If you’re between jobs or contemplating retirement with more dread than enthusiasm, consider a career move to a franchised or licensed business.
Tony McInnis, owner of Tasty Daylight Donuts, relishes the freedom of owning his own business. He’s often found in one of his Chattanooga stores, serving customers or teaching employees to make donuts.
According to McInnis, the joys of owning a business make the challenges worthwhile.
“You have to understand that owning a business is a job,” McInnis says. “It takes a lot of time and energy. Also, you have to be properly capitalized. For instance, the donut business is seasonal. People eat fewer donuts in the summer. We had to learn to anticipate that.”
On the other hand, says McInnis, he loves his work.
“The smiles on customers’ faces are a huge reward,” he says. “Also, in the food business, you often have young and impressionable employees. You can teach them skills that will help them for years to come, whether they’re selling donuts or sitting behind an executive desk. Owning a business offers the opportunity to make a real difference in the community.”
Do You Have What It Takes?
To buy a business license or franchise, it’s important to ask yourself the following questions:
- Are you willing to invest long hours, even nights and weekends?
- Have you researched the market, customer base and locations?
- Is your business plan properly financed?
A consultation with a banker who understands your market and your organization can be invaluable as you take these first steps. McInnis, for example, was able to secure a line of credit with First Tennessee that he uses to help maintain and grow his businesses.

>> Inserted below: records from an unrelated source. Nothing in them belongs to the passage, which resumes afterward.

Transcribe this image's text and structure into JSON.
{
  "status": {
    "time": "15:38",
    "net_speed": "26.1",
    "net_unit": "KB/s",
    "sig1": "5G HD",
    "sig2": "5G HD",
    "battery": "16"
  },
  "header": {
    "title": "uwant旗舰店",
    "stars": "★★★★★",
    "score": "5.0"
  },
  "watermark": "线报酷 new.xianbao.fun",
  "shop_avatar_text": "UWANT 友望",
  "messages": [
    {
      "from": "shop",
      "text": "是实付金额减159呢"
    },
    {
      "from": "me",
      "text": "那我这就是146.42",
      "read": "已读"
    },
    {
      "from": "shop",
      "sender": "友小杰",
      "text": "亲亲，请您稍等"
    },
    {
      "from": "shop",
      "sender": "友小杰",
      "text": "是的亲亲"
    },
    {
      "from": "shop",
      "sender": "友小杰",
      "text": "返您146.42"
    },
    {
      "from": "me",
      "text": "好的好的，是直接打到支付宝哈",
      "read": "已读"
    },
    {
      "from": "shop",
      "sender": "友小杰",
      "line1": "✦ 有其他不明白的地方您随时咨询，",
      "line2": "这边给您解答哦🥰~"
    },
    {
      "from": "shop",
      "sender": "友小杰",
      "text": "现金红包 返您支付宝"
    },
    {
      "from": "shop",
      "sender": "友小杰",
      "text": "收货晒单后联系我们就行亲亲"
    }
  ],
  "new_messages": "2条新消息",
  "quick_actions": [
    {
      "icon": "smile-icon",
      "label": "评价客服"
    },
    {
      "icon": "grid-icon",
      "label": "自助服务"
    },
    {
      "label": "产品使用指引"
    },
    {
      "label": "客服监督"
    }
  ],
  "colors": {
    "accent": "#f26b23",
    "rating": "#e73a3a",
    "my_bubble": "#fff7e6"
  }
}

Franchise or License? Deciding between a franchise or a licensed business should be weighed against how you balance comfort and risk. A franchised business, such as a Waffle House, is essentially a store in a box. Recipes, signage, even fixtures must follow the chain’s established pattern. That means less work with research, development and marketing. However, according to The Wall Street Journal, franchise owners don’t have the freedom to stray from formula, systems or business plan. If you own a franchise, you must be willing to strictly adhere to direction.
Licensed businesses provide more freedom, but that autonomy also involves more risk. According to the Houston Chronicle, a licensed business is typically based on a finite agreement focused on intellectual property, such as a brand name or logo. McInnis, for instance, has a Daylight Donuts license, but he can create recipes and control his marketing strategy in his local markets. Eventually he hopes to franchise Tasty Daylight Donuts to other owners.
“Being able to have freedom in the kitchen is worth the extra effort,” says McInnis. To learn how First Tennessee helps small businesses thrive, visit our Business section.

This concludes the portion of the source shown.